In the past we asked some professional ice skating instructors their advice on helping skaters work on and land their axels.  Here is what they shared with the Ice Skating World community concerning this all-important jump.

Subject: AXELS

Submitted by: T.G
“In response to the axel gaining height…. I would have the skater do back-to-back axels. See how many they can do in a row type of game. This will force the skater to develop power when she is entering the jump. By the third or forth axel they will really have to work on the take off . Afterwards, remind them of the muscles they were using and to try to apply that on an axel when being done by itself. This exercise usually takes a few weeks to work, but with patience, power will develop and it will result in more height.”

Submitted by: Valerie
“My advice is to work back spin and walking over to the backspin. The student can work on the jump at home by jumping up and turning back on stair step. Pay close attention to the free leg and have them practice swinging free leg in and up. Good for those with inverted hip lines. Happy axels!”

Submitted by: Katie
“Although I am not a coach, I am a figure skater who figured out how to do a proper axle about a year ago with the help of my coach. Her tips were ‘kick up,’ ‘don’t stop with top pick before takeoff,’ ‘stand straight,’ ‘transfer weight in the air,’ and ‘keep your right arm and whole right side up.’ All these tips can be used for my doubles too. I just thought I’d share the tips I’ve learned. Good luck and happy skating!”
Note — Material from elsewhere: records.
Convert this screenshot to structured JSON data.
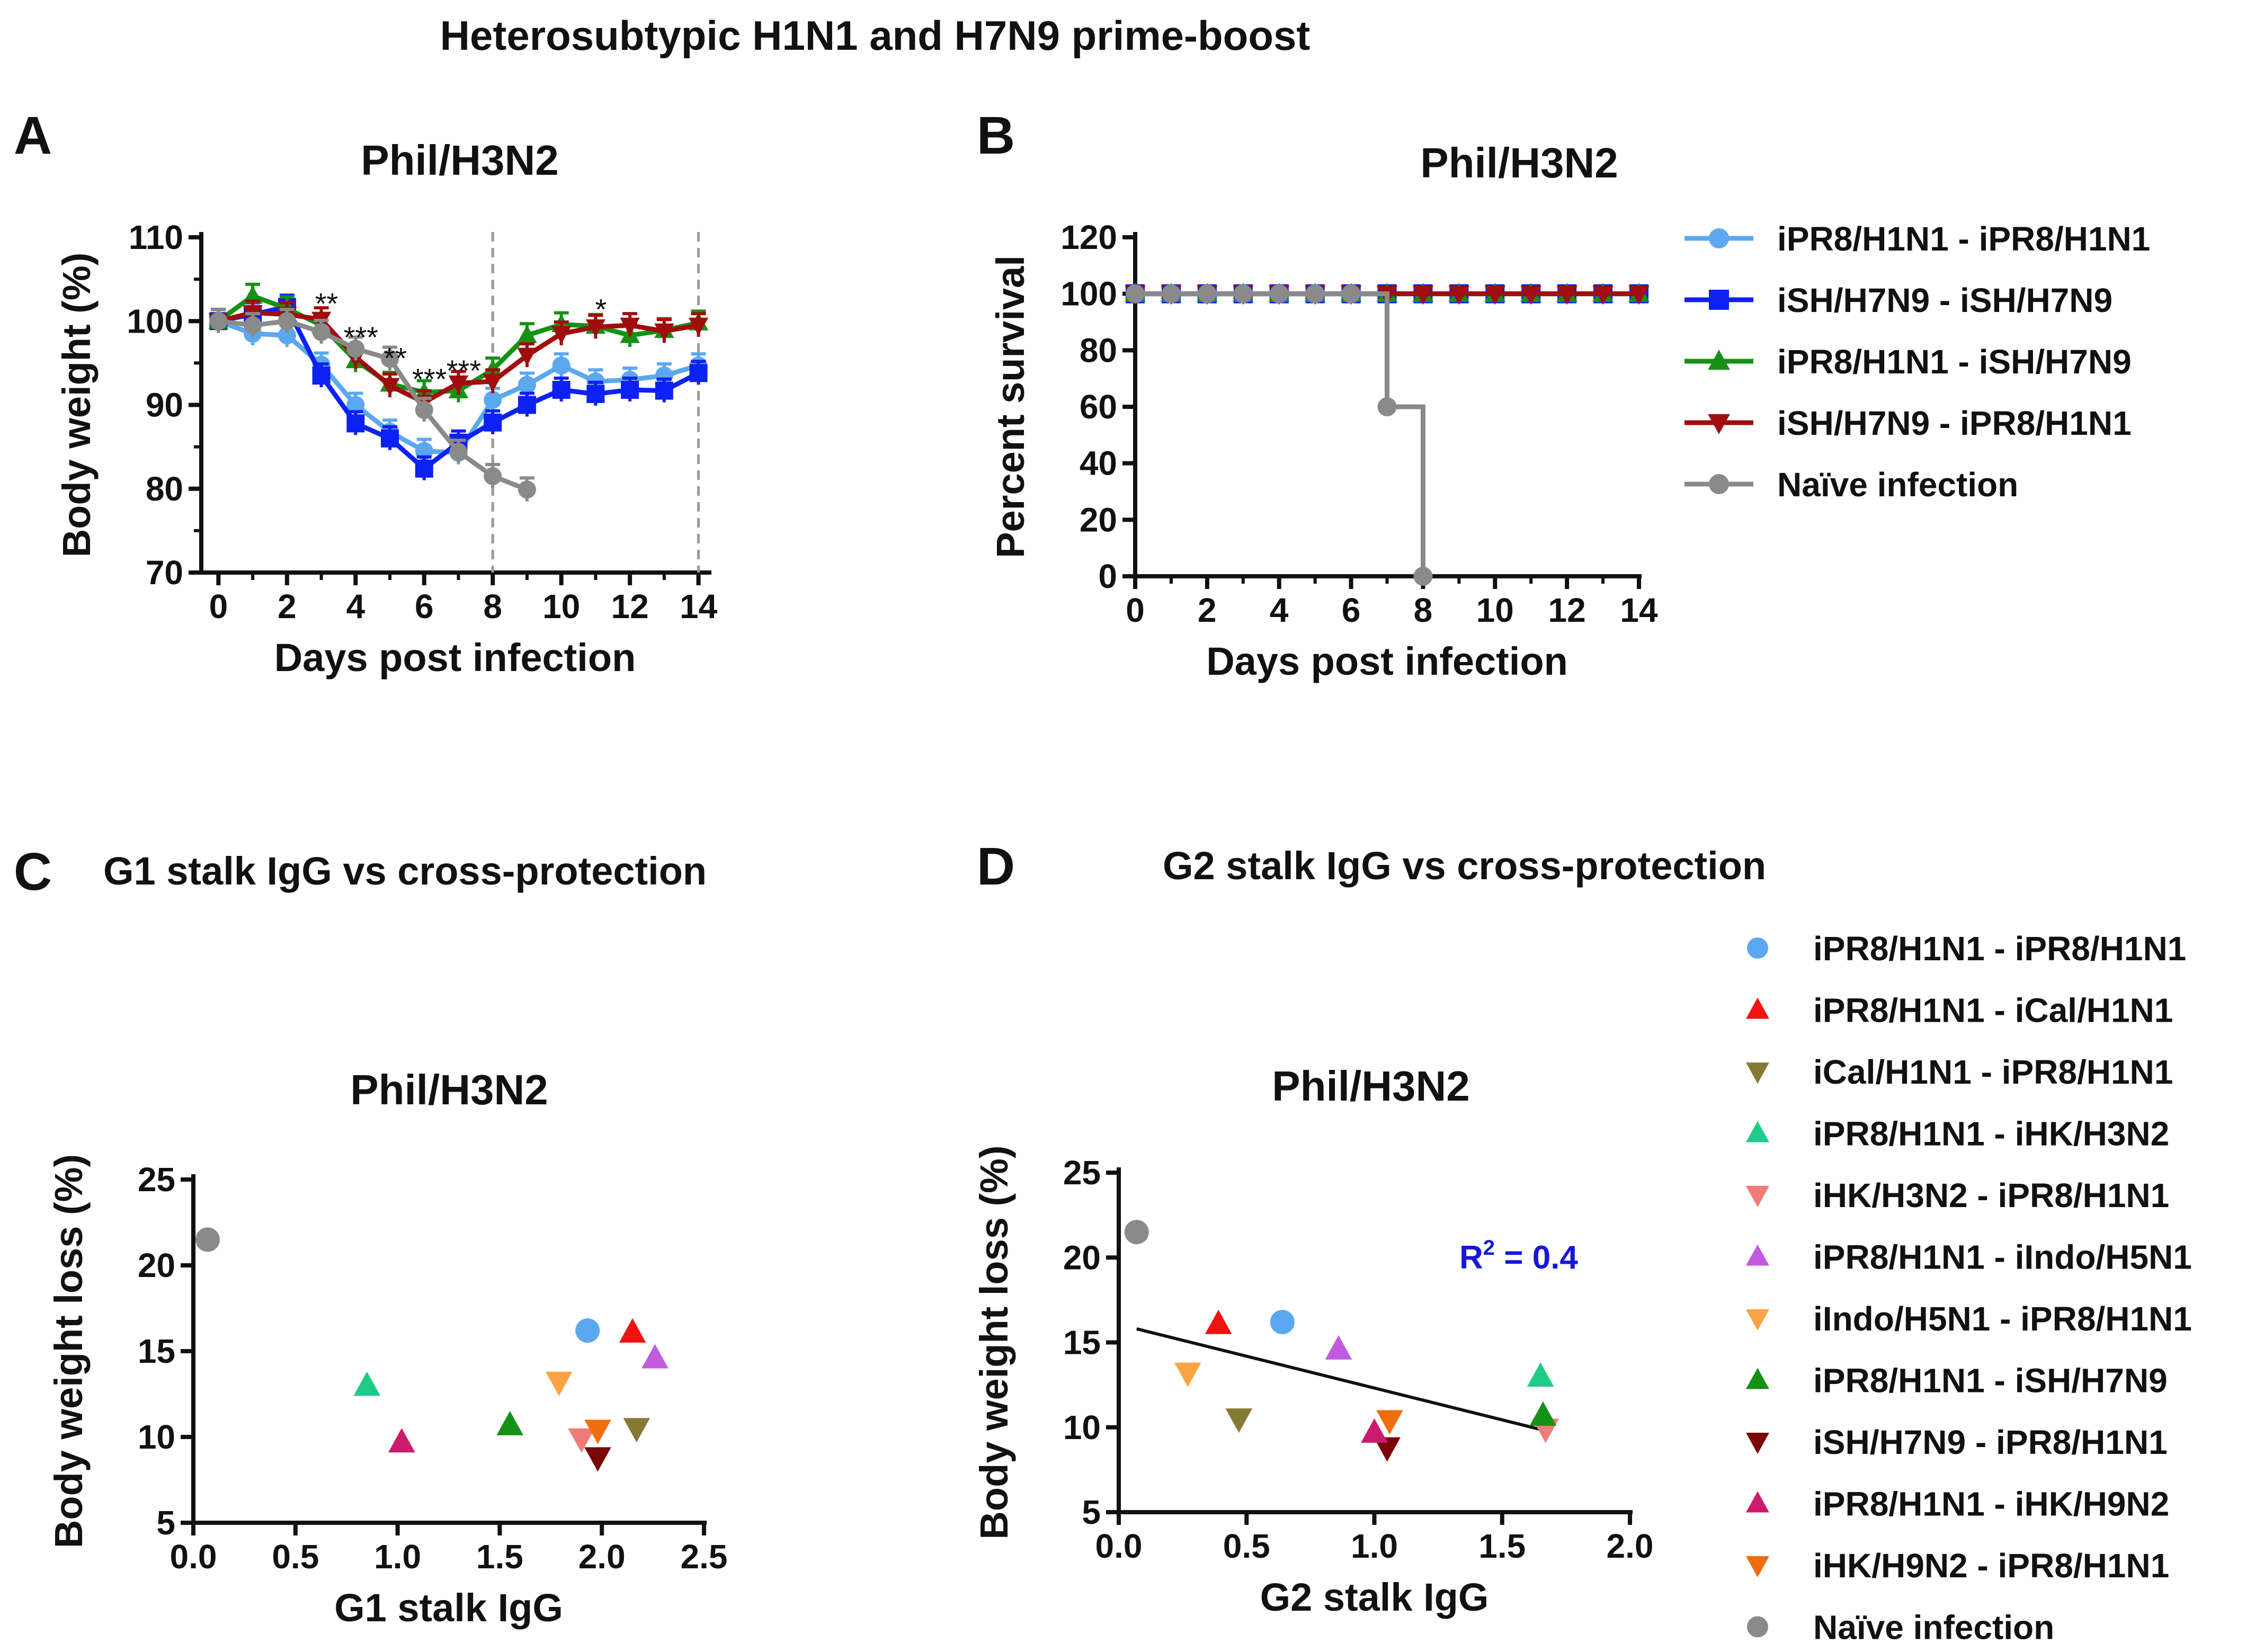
{
  "figure_title": "Heterosubtypic H1N1 and H7N9 prime-boost",
  "colors": {
    "lightblue": "#5BA8F0",
    "blue": "#0D21F2",
    "green": "#159115",
    "darkred": "#A10D0D",
    "gray": "#8A8A8A",
    "red": "#F21111",
    "olive": "#857A33",
    "teal": "#1ECC88",
    "pink": "#F27A7A",
    "purple": "#C15BE0",
    "lightorange": "#FCA443",
    "maroon": "#7A0606",
    "magenta": "#CC1A6E",
    "orange": "#F06D0D",
    "r2": "#1717D9"
  },
  "chart_data": [
    {
      "id": "A",
      "panel_label": "A",
      "type": "line",
      "title": "Phil/H3N2",
      "xlabel": "Days post infection",
      "ylabel": "Body weight (%)",
      "xlim": [
        -0.5,
        14.3
      ],
      "ylim": [
        70,
        110
      ],
      "xticks": [
        0,
        2,
        4,
        6,
        8,
        10,
        12,
        14
      ],
      "yticks": [
        70,
        80,
        90,
        100,
        110
      ],
      "vlines": [
        8,
        14
      ],
      "series": [
        {
          "name": "iPR8/H1N1 - iPR8/H1N1",
          "color": "lightblue",
          "marker": "circle",
          "x": [
            0,
            1,
            2,
            3,
            4,
            5,
            6,
            7,
            8,
            9,
            10,
            11,
            12,
            13,
            14
          ],
          "y": [
            100,
            98.5,
            98.3,
            94.8,
            90,
            86.8,
            84.5,
            84.3,
            90.6,
            92.4,
            94.7,
            92.8,
            93,
            93.5,
            94.7
          ]
        },
        {
          "name": "iSH/H7N9 - iSH/H7N9",
          "color": "blue",
          "marker": "square",
          "x": [
            0,
            1,
            2,
            3,
            4,
            5,
            6,
            7,
            8,
            9,
            10,
            11,
            12,
            13,
            14
          ],
          "y": [
            100,
            100.8,
            101.7,
            93.5,
            87.8,
            86,
            82.4,
            85.5,
            87.9,
            90,
            91.8,
            91.3,
            91.8,
            91.7,
            93.8
          ]
        },
        {
          "name": "iPR8/H1N1 - iSH/H7N9",
          "color": "green",
          "marker": "triangle-up",
          "x": [
            0,
            1,
            2,
            3,
            4,
            5,
            6,
            7,
            8,
            9,
            10,
            11,
            12,
            13,
            14
          ],
          "y": [
            100,
            103,
            101.5,
            99.5,
            95.3,
            92.5,
            91.5,
            91.7,
            94.2,
            98.3,
            99.6,
            99.4,
            98.3,
            98.9,
            99.8
          ]
        },
        {
          "name": "iSH/H7N9 - iPR8/H1N1",
          "color": "darkred",
          "marker": "triangle-down",
          "x": [
            0,
            1,
            2,
            3,
            4,
            5,
            6,
            7,
            8,
            9,
            10,
            11,
            12,
            13,
            14
          ],
          "y": [
            100,
            101,
            100.8,
            100.2,
            95.7,
            92.3,
            90.3,
            92.6,
            92.8,
            95.9,
            98.5,
            99.3,
            99.5,
            98.8,
            99.5
          ]
        },
        {
          "name": "Naïve infection",
          "color": "gray",
          "marker": "circle",
          "x": [
            0,
            1,
            2,
            3,
            4,
            5,
            6,
            7,
            8,
            9
          ],
          "y": [
            100,
            99.5,
            100,
            98.7,
            96.7,
            95.5,
            89.4,
            84.4,
            81.5,
            79.9
          ]
        }
      ],
      "significance": [
        {
          "x": 3,
          "y": 101.5,
          "label": "**"
        },
        {
          "x": 4,
          "y": 97.5,
          "label": "***"
        },
        {
          "x": 5,
          "y": 95,
          "label": "**"
        },
        {
          "x": 6,
          "y": 92.5,
          "label": "***"
        },
        {
          "x": 7,
          "y": 93.5,
          "label": "***"
        },
        {
          "x": 11,
          "y": 100.8,
          "label": "*"
        }
      ]
    },
    {
      "id": "B",
      "panel_label": "B",
      "type": "line",
      "title": "Phil/H3N2",
      "xlabel": "Days post infection",
      "ylabel": "Percent survival",
      "xlim": [
        0,
        14
      ],
      "ylim": [
        0,
        120
      ],
      "xticks": [
        0,
        2,
        4,
        6,
        8,
        10,
        12,
        14
      ],
      "yticks": [
        0,
        20,
        40,
        60,
        80,
        100,
        120
      ],
      "step": true,
      "series": [
        {
          "name": "iPR8/H1N1 - iPR8/H1N1",
          "color": "lightblue",
          "marker": "circle",
          "x": [
            0,
            1,
            2,
            3,
            4,
            5,
            6,
            7,
            8,
            9,
            10,
            11,
            12,
            13,
            14
          ],
          "y": [
            100,
            100,
            100,
            100,
            100,
            100,
            100,
            100,
            100,
            100,
            100,
            100,
            100,
            100,
            100
          ]
        },
        {
          "name": "iSH/H7N9 - iSH/H7N9",
          "color": "blue",
          "marker": "square",
          "x": [
            0,
            1,
            2,
            3,
            4,
            5,
            6,
            7,
            8,
            9,
            10,
            11,
            12,
            13,
            14
          ],
          "y": [
            100,
            100,
            100,
            100,
            100,
            100,
            100,
            100,
            100,
            100,
            100,
            100,
            100,
            100,
            100
          ]
        },
        {
          "name": "iPR8/H1N1 - iSH/H7N9",
          "color": "green",
          "marker": "triangle-up",
          "x": [
            0,
            1,
            2,
            3,
            4,
            5,
            6,
            7,
            8,
            9,
            10,
            11,
            12,
            13,
            14
          ],
          "y": [
            100,
            100,
            100,
            100,
            100,
            100,
            100,
            100,
            100,
            100,
            100,
            100,
            100,
            100,
            100
          ]
        },
        {
          "name": "iSH/H7N9 - iPR8/H1N1",
          "color": "darkred",
          "marker": "triangle-down",
          "x": [
            0,
            1,
            2,
            3,
            4,
            5,
            6,
            7,
            8,
            9,
            10,
            11,
            12,
            13,
            14
          ],
          "y": [
            100,
            100,
            100,
            100,
            100,
            100,
            100,
            100,
            100,
            100,
            100,
            100,
            100,
            100,
            100
          ]
        },
        {
          "name": "Naïve infection",
          "color": "gray",
          "marker": "circle",
          "x": [
            0,
            1,
            2,
            3,
            4,
            5,
            6,
            7,
            8
          ],
          "y": [
            100,
            100,
            100,
            100,
            100,
            100,
            100,
            60,
            0
          ]
        }
      ],
      "legend_names": [
        "iPR8/H1N1 - iPR8/H1N1",
        "iSH/H7N9 - iSH/H7N9",
        "iPR8/H1N1 - iSH/H7N9",
        "iSH/H7N9 - iPR8/H1N1",
        "Naïve infection"
      ]
    },
    {
      "id": "C",
      "panel_label": "C",
      "type": "scatter",
      "header": "G1 stalk IgG vs cross-protection",
      "title": "Phil/H3N2",
      "xlabel": "G1 stalk IgG",
      "ylabel": "Body weight loss (%)",
      "xlim": [
        0,
        2.5
      ],
      "ylim": [
        5,
        25
      ],
      "xticks": [
        0.0,
        0.5,
        1.0,
        1.5,
        2.0,
        2.5
      ],
      "xtick_labels": [
        "0.0",
        "0.5",
        "1.0",
        "1.5",
        "2.0",
        "2.5"
      ],
      "yticks": [
        5,
        10,
        15,
        20,
        25
      ],
      "points": [
        {
          "name": "iPR8/H1N1 - iPR8/H1N1",
          "x": 1.93,
          "y": 16.2,
          "color": "lightblue",
          "marker": "circle"
        },
        {
          "name": "iPR8/H1N1 - iCal/H1N1",
          "x": 2.15,
          "y": 16.1,
          "color": "red",
          "marker": "triangle-up"
        },
        {
          "name": "iCal/H1N1 - iPR8/H1N1",
          "x": 2.17,
          "y": 10.5,
          "color": "olive",
          "marker": "triangle-down"
        },
        {
          "name": "iPR8/H1N1 - iHK/H3N2",
          "x": 0.85,
          "y": 13.0,
          "color": "teal",
          "marker": "triangle-up"
        },
        {
          "name": "iHK/H3N2 - iPR8/H1N1",
          "x": 1.9,
          "y": 9.9,
          "color": "pink",
          "marker": "triangle-down"
        },
        {
          "name": "iPR8/H1N1 - iIndo/H5N1",
          "x": 2.26,
          "y": 14.6,
          "color": "purple",
          "marker": "triangle-up"
        },
        {
          "name": "iIndo/H5N1 - iPR8/H1N1",
          "x": 1.79,
          "y": 13.2,
          "color": "lightorange",
          "marker": "triangle-down"
        },
        {
          "name": "iPR8/H1N1 - iSH/H7N9",
          "x": 1.55,
          "y": 10.7,
          "color": "green",
          "marker": "triangle-up"
        },
        {
          "name": "iSH/H7N9 - iPR8/H1N1",
          "x": 1.98,
          "y": 8.8,
          "color": "maroon",
          "marker": "triangle-down"
        },
        {
          "name": "iPR8/H1N1 - iHK/H9N2",
          "x": 1.02,
          "y": 9.7,
          "color": "magenta",
          "marker": "triangle-up"
        },
        {
          "name": "iHK/H9N2 - iPR8/H1N1",
          "x": 1.98,
          "y": 10.4,
          "color": "orange",
          "marker": "triangle-down"
        },
        {
          "name": "Naïve infection",
          "x": 0.07,
          "y": 21.5,
          "color": "gray",
          "marker": "circle"
        }
      ]
    },
    {
      "id": "D",
      "panel_label": "D",
      "type": "scatter",
      "header": "G2 stalk IgG vs cross-protection",
      "title": "Phil/H3N2",
      "xlabel": "G2 stalk IgG",
      "ylabel": "Body weight loss (%)",
      "xlim": [
        0,
        2.0
      ],
      "ylim": [
        5,
        25
      ],
      "xticks": [
        0.0,
        0.5,
        1.0,
        1.5,
        2.0
      ],
      "xtick_labels": [
        "0.0",
        "0.5",
        "1.0",
        "1.5",
        "2.0"
      ],
      "yticks": [
        5,
        10,
        15,
        20,
        25
      ],
      "regression": {
        "x0": 0.07,
        "y0": 15.8,
        "x1": 1.67,
        "y1": 9.8
      },
      "r2_label": "R",
      "r2_sup": "2",
      "r2_value": " = 0.4",
      "points": [
        {
          "name": "iPR8/H1N1 - iPR8/H1N1",
          "x": 0.64,
          "y": 16.2,
          "color": "lightblue",
          "marker": "circle"
        },
        {
          "name": "iPR8/H1N1 - iCal/H1N1",
          "x": 0.39,
          "y": 16.1,
          "color": "red",
          "marker": "triangle-up"
        },
        {
          "name": "iCal/H1N1 - iPR8/H1N1",
          "x": 0.47,
          "y": 10.5,
          "color": "olive",
          "marker": "triangle-down"
        },
        {
          "name": "iPR8/H1N1 - iHK/H3N2",
          "x": 1.65,
          "y": 13.0,
          "color": "teal",
          "marker": "triangle-up"
        },
        {
          "name": "iHK/H3N2 - iPR8/H1N1",
          "x": 1.67,
          "y": 9.9,
          "color": "pink",
          "marker": "triangle-down"
        },
        {
          "name": "iPR8/H1N1 - iIndo/H5N1",
          "x": 0.86,
          "y": 14.6,
          "color": "purple",
          "marker": "triangle-up"
        },
        {
          "name": "iIndo/H5N1 - iPR8/H1N1",
          "x": 0.27,
          "y": 13.2,
          "color": "lightorange",
          "marker": "triangle-down"
        },
        {
          "name": "iPR8/H1N1 - iSH/H7N9",
          "x": 1.66,
          "y": 10.7,
          "color": "green",
          "marker": "triangle-up"
        },
        {
          "name": "iSH/H7N9 - iPR8/H1N1",
          "x": 1.05,
          "y": 8.8,
          "color": "maroon",
          "marker": "triangle-down"
        },
        {
          "name": "iPR8/H1N1 - iHK/H9N2",
          "x": 1.0,
          "y": 9.7,
          "color": "magenta",
          "marker": "triangle-up"
        },
        {
          "name": "iHK/H9N2 - iPR8/H1N1",
          "x": 1.06,
          "y": 10.4,
          "color": "orange",
          "marker": "triangle-down"
        },
        {
          "name": "Naïve infection",
          "x": 0.07,
          "y": 21.5,
          "color": "gray",
          "marker": "circle"
        }
      ]
    }
  ]
}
Submitted by: Sylvie Kademian
Rink: Kettering Ice Arena
“Have your student try the jump from a stand still. That way he/she has no forward momentum to help complete the rotation. From a stand still, the only way the student will get the rotation is to jump ‘up’ instead of ‘out.’ Once the student can confidently do it from a stand still, move to an entrance from a forward outside edge. Then do an entrance from crossovers. HOPE THIS HELPS.”

Submitted by: Angela
“[Response to Patti Brown] Hi Patti, I have a student that tends to get more ice coverage on this jump than height. Unfortunately, this jump is so intimidating. I would work on making sure that when the skater is making the transition from the gliding foot to the take off foot they do not fall to an inside edge (outside edge to outside edge), they keep their chest and chin up the whole time (if they look down, that’s where they will stay!), and the free leg and arms work together. And as their weight transfers in the air, an example I use is: it’s like a fireman sliding down the pole. Anyway, I hope this helps.”

Submitted by: Chris Mattern,

Rink:  Starcenter, Dallas
“[Response to Patti Brown]. I had a student with the same problem I found I needed to put a little skid in her take off. That makes her go up instead of out it also initiates the rotation. Not a big skid just about 2-3 inches right at the end of her take off. Also on the back edge have her lean into the circle and make sure she’s not lunging forward when she steps in. I hope this helps and good luck!”

Submitted by: Marta Nilsen, Lexington Ice & Recreation

“I like to start my students working on waltz jumps into backspins a month or two before I plan to start on the axel. This way they are practicing the actions and gaining muscle memory before we really start working on it. I think this adds to their confidence when they actually attempt the axel for the first few times.”

Subject: AXELS
Submitted by: Patti Brown, Centennial Ice Arena Highland Park
“I am glad that this topic is here because I am having a devil of a time with a student and her axel. My biggest problem with her is that she has no lift in the jump but great ice coverage and she does not get the concept of attacking the jump. We have done waltz-loop, waltz back scratch, double bunny hops. I have had her jump towards the boards so she has to lift in the jump otherwise she hits the boards.”